47- Ve göğüslerinde kinden ne varsa çekip çıkardık. Kardeşler halinde karşılıklı olarak yüksek oturma yerlerindedirler.

48- Onlara orada yorgunluk dokunmaz ve onlar oradan çıkarılmış ta olmayacaklardır.

49- Kullarıma haber ver ki: Şüphesiz ki ben (evet) ben çok bağışlayıcıyım çok merhametliyim.

50- Ve şüphesiz ki benim azabım da, o çok acı azaptır.

51- Ve onlara (kullarıma) İbrahim'in misafirlerinden haber ver.

52- Ve yanına girdiklerinde "Selâm" demişlerdi. (İbrahim de): "Biz sizden ürperti hissedenleriz" demişti.

53- (Misafirler): "Ürperti hissetme, şüphesiz ki biz sana bilgin oğulu müjdeliyoruz" demişlerdi.

54- (İbrahim): "Üzerime (yaşça) büyüklük dokunmuşken beni mi müjdelediniz? Ne sebeple müjdeliyorsunuz?" demişti

55- (Misafirler): "Sana gerçeği müjdeledik. Artık sakın beklentiyi terk edenlerden olma" demişlerdi

56- (İbrahim): "Kendisinin Rabbinin rahmetinden sapkınlardan başkası kim beklentiyi terk eder?" demişti.

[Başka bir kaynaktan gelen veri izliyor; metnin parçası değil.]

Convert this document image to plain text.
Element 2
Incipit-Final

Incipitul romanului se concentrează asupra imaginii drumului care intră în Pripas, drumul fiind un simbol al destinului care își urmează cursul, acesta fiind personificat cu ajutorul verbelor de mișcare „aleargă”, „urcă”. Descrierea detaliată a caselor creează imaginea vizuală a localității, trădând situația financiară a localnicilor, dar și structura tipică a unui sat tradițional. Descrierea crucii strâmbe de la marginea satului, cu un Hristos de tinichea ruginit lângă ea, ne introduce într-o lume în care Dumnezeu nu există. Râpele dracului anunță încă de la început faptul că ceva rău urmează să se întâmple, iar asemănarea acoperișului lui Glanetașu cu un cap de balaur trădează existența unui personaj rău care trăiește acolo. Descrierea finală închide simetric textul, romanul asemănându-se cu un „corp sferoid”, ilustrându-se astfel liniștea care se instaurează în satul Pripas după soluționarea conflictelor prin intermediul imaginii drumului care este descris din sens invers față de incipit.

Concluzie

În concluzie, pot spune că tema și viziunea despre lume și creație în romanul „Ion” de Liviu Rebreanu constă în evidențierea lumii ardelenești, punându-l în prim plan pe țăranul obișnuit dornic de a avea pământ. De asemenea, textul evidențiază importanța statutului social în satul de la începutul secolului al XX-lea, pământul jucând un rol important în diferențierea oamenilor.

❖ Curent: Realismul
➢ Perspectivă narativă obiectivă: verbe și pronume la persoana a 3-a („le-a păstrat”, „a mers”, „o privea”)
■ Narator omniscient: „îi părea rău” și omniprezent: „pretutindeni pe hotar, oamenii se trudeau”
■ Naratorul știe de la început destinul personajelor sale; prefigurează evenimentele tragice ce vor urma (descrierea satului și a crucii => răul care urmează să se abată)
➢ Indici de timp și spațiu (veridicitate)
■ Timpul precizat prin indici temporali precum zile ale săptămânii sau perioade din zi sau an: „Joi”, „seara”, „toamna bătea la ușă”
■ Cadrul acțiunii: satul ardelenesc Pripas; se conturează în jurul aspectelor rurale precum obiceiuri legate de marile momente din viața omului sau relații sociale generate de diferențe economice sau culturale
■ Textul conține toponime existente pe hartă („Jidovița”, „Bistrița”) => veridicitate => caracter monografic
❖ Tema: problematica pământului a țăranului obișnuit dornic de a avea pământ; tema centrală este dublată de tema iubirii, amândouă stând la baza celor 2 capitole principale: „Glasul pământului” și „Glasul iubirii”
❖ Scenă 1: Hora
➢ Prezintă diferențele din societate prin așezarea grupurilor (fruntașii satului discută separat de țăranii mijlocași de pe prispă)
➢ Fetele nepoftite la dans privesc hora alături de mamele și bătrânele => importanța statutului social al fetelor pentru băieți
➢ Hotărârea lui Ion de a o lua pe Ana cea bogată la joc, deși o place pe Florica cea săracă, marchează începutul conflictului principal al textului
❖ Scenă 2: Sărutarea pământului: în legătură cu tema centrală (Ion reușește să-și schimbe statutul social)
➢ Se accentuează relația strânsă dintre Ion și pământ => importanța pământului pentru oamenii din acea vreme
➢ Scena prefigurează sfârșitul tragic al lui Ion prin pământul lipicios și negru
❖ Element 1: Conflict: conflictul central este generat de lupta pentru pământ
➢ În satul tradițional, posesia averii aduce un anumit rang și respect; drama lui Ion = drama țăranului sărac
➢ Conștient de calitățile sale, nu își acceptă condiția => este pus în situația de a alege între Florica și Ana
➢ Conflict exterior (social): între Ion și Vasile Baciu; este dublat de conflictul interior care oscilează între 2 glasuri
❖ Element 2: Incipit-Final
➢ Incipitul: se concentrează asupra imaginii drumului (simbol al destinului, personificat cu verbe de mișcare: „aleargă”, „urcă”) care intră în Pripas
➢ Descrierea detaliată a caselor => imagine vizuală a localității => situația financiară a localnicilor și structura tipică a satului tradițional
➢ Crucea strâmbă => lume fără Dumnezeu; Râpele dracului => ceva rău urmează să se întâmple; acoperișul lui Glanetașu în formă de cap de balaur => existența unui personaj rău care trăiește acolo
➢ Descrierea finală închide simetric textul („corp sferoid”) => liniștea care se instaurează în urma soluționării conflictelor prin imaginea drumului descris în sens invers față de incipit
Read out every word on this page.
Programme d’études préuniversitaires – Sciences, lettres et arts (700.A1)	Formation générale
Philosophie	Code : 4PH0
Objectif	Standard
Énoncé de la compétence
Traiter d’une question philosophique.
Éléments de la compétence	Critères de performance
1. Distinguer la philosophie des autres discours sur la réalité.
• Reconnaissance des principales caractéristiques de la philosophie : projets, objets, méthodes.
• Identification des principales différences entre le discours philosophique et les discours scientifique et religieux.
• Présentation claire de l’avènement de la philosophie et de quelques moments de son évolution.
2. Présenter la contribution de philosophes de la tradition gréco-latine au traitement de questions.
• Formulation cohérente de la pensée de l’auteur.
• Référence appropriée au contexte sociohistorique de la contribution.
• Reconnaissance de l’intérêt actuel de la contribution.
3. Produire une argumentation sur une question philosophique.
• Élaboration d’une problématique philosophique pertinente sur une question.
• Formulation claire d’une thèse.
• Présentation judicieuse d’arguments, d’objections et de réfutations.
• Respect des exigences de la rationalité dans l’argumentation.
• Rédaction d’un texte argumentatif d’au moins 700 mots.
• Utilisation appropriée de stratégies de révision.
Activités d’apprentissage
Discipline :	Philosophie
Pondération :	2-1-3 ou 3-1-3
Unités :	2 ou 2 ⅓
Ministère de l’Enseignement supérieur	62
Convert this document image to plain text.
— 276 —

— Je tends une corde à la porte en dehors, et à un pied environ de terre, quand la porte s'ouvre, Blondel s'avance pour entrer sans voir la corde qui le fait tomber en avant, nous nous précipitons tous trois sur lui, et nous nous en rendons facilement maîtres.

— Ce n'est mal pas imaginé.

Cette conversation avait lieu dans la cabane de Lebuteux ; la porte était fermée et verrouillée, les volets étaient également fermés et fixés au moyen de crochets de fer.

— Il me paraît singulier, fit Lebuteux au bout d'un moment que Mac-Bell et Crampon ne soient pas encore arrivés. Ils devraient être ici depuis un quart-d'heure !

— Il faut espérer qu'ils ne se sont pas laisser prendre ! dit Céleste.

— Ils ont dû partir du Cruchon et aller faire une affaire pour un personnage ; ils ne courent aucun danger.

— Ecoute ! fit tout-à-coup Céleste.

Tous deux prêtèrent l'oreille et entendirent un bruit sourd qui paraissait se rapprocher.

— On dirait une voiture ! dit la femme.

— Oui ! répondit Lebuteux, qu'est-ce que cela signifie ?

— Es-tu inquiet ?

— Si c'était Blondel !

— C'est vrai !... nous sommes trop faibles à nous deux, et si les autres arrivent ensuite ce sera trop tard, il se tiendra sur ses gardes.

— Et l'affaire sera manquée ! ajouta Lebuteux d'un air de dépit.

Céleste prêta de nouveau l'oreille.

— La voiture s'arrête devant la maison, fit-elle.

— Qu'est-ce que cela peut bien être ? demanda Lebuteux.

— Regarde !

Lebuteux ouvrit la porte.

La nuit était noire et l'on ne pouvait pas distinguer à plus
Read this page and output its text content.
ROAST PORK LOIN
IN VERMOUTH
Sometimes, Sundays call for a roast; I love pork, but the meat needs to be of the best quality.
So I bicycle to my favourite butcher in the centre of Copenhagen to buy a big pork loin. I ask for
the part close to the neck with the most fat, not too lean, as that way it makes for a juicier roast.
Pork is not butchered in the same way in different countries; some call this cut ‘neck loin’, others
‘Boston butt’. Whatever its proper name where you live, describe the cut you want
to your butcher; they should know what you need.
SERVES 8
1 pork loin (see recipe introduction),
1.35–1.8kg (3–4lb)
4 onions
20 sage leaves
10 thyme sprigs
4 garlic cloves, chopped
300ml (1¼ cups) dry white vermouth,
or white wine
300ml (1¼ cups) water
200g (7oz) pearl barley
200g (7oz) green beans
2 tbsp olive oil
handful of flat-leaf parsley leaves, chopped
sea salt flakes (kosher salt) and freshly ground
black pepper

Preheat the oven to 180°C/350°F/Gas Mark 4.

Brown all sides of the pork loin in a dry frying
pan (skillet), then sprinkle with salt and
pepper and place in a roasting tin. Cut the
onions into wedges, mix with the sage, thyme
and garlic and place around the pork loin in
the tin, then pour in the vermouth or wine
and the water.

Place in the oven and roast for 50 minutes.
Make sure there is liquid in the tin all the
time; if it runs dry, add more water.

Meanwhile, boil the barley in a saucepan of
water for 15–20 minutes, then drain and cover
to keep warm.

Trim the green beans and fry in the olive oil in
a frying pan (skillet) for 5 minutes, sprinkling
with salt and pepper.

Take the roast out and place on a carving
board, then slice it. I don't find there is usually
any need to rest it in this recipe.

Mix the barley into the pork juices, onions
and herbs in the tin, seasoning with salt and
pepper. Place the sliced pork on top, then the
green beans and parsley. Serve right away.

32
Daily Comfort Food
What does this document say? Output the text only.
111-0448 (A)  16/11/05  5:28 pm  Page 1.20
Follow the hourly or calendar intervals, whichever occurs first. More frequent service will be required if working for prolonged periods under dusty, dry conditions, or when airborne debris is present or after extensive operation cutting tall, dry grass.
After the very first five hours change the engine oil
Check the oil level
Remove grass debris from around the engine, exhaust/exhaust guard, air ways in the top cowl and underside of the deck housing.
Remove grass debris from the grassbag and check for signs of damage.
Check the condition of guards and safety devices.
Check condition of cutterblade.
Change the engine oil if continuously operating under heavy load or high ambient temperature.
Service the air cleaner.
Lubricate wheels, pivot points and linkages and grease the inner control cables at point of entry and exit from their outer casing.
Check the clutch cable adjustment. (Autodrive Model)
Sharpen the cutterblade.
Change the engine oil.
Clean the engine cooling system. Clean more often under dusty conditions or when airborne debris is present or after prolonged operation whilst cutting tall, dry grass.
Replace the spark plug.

57- (İbrahim): "Söyleyecek (başka bir) sözünüz var mı ey elçiler?" demişti

58- 59- 60- (Misafirler): " Şüphesiz ki biz suçlular topluluğuna gönderildik. Lût ailesi hariç. Şüphesiz biz onları onun karısı hariç olmak üzere topluca kurtaracağız. Çünkü onun (işledikleri sonucunda) kesinlikle geride kalanlardan olmasını gerekli gördük" demişlerdi.

61- 62- Elçiler Lût ailesine geldiğinde (Lût onlara): "Şüphesiz ki sizler tanınmayan bir topluluksunuz" dedi.

63- 64- 65- (Elçiler): "Aksine, biz sana onların, onda tereddüte düşmekte oldukları şey ile geldik. Ve sana gerçeği getirdik ve şüphesiz ki biz kesinlikle doğru söyleyenleriz. Artık geceden bir kesitte halkını yürüt ve sen de onların arkalarına uy ve içinizden bir kimse arkasına bile bakmasın.Ve emrolunacağınız yere geçin" dediler.

66- Ve ona şu "Şüphesiz ki onların arkası sabaha girerlerken kesilmiş olacaktır" emrimizi yerine getireceğimizi bildirdik.

67- Ve şehrin halkı müjdeleşerek geldi.

68- 69- (Lût): "Şüphesiz ki bunlar benim misafirlerimdir. Artık beni mahçup etmeyin. Ve Allah'a karşı korunun ve beni rezil etmeyin" dedi.

70- (Halk): "Biz seni insanlar(ın işine karşılmak)dan vazgeçirmemiş miydik?

71- (Lût): "Eğer (helâl yoldan) yapacaklardan iseniz, işte bunlar benim kızlarım" dedi.

72- (Elçiler): "Ömrüne and olsun ki şüphesiz ki onlar kesinlikle sarhoşlukları içinde bocalıyorlar" (dediler).

73- Böylece gün ağarma vaktine girerlerken onları korkunç ses tutuverdi.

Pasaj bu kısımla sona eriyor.